Tom Batiuk interviewed by Akron Buzz:
Basically a video version of the interview he’s been giving the print outlets for the last 20+ years; he even gets in the famous “quarter inch from real life” line. A couple of his witty asides are lost on his pleasant and polite young interviewer.
TFH: Yep, I tried to get through it but I’ve heard it all before. Same interview every time, he has it down to a science.
TFH sez: skip to about 7:20 to hear him talk about the real-life inspiration for Ed Crankshaft, who was apparently a complete fucking psychopath.
Mary Sue: “Well, it’s so wonderful that you took an unscheduled vacation just to come home and tell us in PERSON…in a THREE HOUR MEETING what a simple phone call, email, or text could have handled in FIFTEEN DAMN SECONDS, Cindy.”
Cindy: “….*….um, thanks. For some reason, I get the feeling I’m missing something in your remarks.”

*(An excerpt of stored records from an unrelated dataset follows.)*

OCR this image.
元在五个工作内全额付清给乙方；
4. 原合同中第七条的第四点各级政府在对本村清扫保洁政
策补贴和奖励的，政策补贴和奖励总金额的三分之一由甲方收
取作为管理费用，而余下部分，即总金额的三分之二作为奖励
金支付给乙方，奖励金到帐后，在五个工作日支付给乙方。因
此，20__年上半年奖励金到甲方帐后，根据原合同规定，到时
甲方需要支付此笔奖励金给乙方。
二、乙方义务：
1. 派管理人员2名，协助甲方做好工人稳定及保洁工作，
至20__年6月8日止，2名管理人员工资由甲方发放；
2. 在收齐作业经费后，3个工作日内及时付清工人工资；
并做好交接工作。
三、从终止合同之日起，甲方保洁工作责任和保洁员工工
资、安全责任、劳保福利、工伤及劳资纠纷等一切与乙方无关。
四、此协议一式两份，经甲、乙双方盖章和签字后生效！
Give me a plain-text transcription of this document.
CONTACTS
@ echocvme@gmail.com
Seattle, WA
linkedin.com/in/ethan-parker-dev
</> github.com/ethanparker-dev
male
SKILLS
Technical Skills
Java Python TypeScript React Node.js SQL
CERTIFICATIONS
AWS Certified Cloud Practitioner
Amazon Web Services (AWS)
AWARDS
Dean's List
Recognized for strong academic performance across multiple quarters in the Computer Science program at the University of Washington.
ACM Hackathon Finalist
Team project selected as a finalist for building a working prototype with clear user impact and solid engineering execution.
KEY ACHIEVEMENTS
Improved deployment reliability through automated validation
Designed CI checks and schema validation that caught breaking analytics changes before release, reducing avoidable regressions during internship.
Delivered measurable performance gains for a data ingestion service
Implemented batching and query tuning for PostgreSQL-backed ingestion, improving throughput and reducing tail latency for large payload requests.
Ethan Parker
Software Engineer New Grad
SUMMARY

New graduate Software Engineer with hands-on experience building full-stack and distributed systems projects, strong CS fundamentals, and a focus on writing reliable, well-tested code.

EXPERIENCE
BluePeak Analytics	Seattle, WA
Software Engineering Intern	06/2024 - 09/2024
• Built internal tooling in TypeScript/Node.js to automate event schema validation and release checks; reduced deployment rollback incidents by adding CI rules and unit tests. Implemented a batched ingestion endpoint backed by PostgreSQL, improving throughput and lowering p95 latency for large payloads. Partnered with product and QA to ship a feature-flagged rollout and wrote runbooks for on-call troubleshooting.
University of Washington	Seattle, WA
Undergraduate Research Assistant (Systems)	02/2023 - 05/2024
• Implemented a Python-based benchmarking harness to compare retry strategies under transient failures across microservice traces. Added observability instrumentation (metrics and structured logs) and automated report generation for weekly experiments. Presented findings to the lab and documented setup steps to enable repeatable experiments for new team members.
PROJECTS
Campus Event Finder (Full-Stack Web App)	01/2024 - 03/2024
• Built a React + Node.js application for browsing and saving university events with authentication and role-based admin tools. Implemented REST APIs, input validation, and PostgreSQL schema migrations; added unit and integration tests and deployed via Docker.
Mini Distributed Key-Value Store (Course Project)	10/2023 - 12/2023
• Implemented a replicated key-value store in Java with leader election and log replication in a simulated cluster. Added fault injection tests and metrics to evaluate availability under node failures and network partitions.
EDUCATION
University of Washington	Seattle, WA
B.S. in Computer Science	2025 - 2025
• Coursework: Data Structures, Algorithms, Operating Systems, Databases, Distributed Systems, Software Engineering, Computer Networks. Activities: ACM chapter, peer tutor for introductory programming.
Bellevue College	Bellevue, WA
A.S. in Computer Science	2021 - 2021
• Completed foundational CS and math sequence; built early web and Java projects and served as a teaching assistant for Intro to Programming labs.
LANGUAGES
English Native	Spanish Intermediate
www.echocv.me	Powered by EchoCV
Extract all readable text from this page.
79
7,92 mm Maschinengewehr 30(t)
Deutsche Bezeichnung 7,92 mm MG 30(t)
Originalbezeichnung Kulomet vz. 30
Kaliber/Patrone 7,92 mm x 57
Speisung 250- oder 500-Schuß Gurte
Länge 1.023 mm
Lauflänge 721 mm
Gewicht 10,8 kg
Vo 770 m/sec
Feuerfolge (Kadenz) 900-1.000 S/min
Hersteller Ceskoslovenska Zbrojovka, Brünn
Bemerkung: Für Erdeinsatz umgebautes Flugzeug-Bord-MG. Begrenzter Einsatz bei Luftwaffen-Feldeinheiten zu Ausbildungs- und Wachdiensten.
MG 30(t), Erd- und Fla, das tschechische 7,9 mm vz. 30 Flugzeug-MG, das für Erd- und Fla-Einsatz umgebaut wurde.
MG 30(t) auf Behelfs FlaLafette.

Mary Sue: *forehead pulses* “Oh, NOOOOO. You aren’t missing anything at all.”
Cindy: “Welp, almost time for my flight back! Thanks for agreeing to foot the bill.”
Barry: “Eh, it’s not trouble. I found a rare comical book last week at the Korner!”
Cayla: “Oh, you have got to be ****in’ me, Les! You weren’t even a part of the committee then! How on Earth could you flash back to that? And why didn’t they choose a venue then?!?”
Les: “Woe, is me, woe is me. Oh, such sufferi-….huh? Oh, are you still here Cayla?”
TFH: Note how the Akron Buzz tweet calls the strip “Funk Winkerbean”. That Batom sure is zany, with his stories about lunatic bus drivers torturing children and parents alike. And he really captures that lunacy with “Crankshaft”, especially the arcs about senility and hip fractures, you know?
Wtf with the yellow wristband? Didn’t that fad end like 10 years ago?